COLUMNISTA

Leonardo Pereira Meléndez y su Cementerio de voces

por Rafael Rattia Rafael Rattia

Por bondad de su autor llega a mis manos una novela cuyo paradójico título me hace evocar una miríada de reminiscencias mnémicas que perviven en mi conciencia de lector de narrativa venezolana. Se trata de la novela Cementerio de voces del notable escritor y profesor universitario larense Leonardo Pereira Meléndez (Carora, estado Lara, Venezuela, 1966). La portadilla de la novela trae una apretada sinopsis biográfica e intelectual de su autor, donde resalta su dilatada trayectoria como hombre de letras (es abogado y ensayista con estudios doctorales en el campo del Derecho y destacada labor docente en la formación de las nuevas generaciones de profesionales de las ciencias jurídicas).

Lo primero que advierte el lector al iniciar el grato viaje imaginario que resulta de la lectura de Cementerio de voces es un par de epígrafes que a modo de paratextos dan la bienvenida al universo imaginario de Pereira Meléndez distinguiéndose que por su diáfana elocuencia resultan imprescindibles a los fines y propósitos de este ejercicio narrativo de largo aliento que nos propone Meléndez. El primer paratexto es del escritor colombiano Héctor Abad Faciolince que borra las tenues fronteras entre rememoración e invención. Y el segundo paratexto es de la escritora Clarice Lispector, extraído de Un soplo de vida que nos alerta contundentemente con la advertencia: “Si alguien me lee será por su cuenta y riesgo”. Con esta especie de bisagra paratextual nuestro escritor nos brinda su rutilante saga novelesca que da comienzo a un caleidoscópico travelling de la memoria que toca ejes temáticos como la sexualidad y el erotismo de la primera vez que Liliana Romero a sus 17 años hizo el amor con la enfebrecida imaginación del autor del texto narrativo que ocupa nuestra atención, a la sazón, solo contaba con 19, agostos al decir de la propia confesión del actante principal del artefacto narrativo. El sexo explícito y la diáspora se cruzan y entrecruzan por entre las abigarradas páginas del torrente narrativo de Cementerio de voces: “Todos comenzaron a dispersarse y no volver nunca más a la casa solariega de los abuelos…” (p. 6). El autor describe, en apenas pocas palabras, la metáfora de la dispersión demográfica que asola a un país sometido a la más trágica estampida poblacional de sus habitantes. Traza el itinerario mental de la incesante ola migratoria que los venezolanos protagonizan en este tiempo histórico que padecen los hijos de lo que alguna vez fue una patria hoy convertida en protectorado enajenado a potencias extranjeras alineadas con ideologías heteróclitas y ajenas a la democracia occidental.
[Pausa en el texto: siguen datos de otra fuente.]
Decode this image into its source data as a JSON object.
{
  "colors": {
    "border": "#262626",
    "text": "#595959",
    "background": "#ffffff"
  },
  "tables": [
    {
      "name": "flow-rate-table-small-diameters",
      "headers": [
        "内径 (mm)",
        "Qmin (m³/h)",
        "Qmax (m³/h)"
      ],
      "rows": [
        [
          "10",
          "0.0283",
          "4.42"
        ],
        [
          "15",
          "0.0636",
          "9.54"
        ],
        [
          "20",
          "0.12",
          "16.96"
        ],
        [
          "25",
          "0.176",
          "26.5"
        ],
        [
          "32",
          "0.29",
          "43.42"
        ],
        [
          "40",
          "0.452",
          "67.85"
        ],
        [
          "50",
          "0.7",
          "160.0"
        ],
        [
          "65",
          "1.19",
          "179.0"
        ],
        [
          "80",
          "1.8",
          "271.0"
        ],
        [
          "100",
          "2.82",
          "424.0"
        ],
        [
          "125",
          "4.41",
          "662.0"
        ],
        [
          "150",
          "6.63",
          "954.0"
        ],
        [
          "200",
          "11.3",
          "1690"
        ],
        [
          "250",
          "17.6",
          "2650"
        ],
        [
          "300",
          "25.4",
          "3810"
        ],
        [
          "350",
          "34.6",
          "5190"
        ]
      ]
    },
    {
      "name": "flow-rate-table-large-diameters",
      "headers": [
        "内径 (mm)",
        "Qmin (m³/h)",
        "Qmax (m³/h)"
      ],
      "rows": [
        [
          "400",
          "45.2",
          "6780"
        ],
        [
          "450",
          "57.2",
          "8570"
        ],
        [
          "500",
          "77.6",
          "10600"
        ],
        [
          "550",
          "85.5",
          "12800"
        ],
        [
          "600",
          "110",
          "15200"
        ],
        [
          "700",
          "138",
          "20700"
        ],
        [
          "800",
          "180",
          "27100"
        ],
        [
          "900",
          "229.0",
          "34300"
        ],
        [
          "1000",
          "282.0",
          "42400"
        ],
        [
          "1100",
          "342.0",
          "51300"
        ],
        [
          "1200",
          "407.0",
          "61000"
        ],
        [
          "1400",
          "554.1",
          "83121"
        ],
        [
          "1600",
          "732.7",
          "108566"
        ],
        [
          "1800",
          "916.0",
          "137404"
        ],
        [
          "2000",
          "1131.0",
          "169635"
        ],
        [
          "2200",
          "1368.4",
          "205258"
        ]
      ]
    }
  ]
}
El autor de Cementerio de voces se expresa con idiolectos y voces provenientes de cierto coloquialismo popular: “Cargaba unos chores que le quedaban ajustados al cuerpo tan corticos que al mirarlos me decía sácate la camisa por fuera, mirá que se te nota el bicho templao”. El narrador, evidentemente, se sumerge hondo en las aguas del voseo popular y emplea giros lingüísticos y expresiones verbales coloquiales atávicas recogidas del trasiego esencial de la verbalización popular reactualizando de un modo singular lo que en otros contextos experienciales narrativos se conoce con el nombre de la “multiplicidad psíquica del personaje” (José Balza dixit).

Particularmente, me identifico con la construcción sintáctica discursiva del río verbal que fluye por las páginas de esta novela; el autor de Cementerio de voces se desdobla en una voz narrativa que se multiplica cual cascada proliferante de voces actanciales legatarias de una escritura y un timbre elocutivo demiúrgico. Las voces actanciales menores que emergen a la superficie de la página y desaparecen como por arte de magia escritural son legión. Mucha osadía expresiva surge y resurge de las vibrantes páginas de esta novela.

Irreverencia iconoclasta antieclesiástica, en más de un sentido las páginas de esta novela exhalan efluvios anarquistas. Por ejemplo, verbigracia, el anticlericalismo de las rezongonas, maldicientes y quejumbrosas frases ateológicas de Pedro Rosas y sus escatológicas expresiones contra la madre del Cristo son, especialmente, memorables.

Con razón la jerarquía católica abominó de este ejercicio narrativo heterodoxo y blasfemo. En otro tiempo, el autor de esta novela hubiera sido sometido a los arbitrios de la pira pública y previamente declarado hereje por el Santo Oficio tribunal de la Inquisición.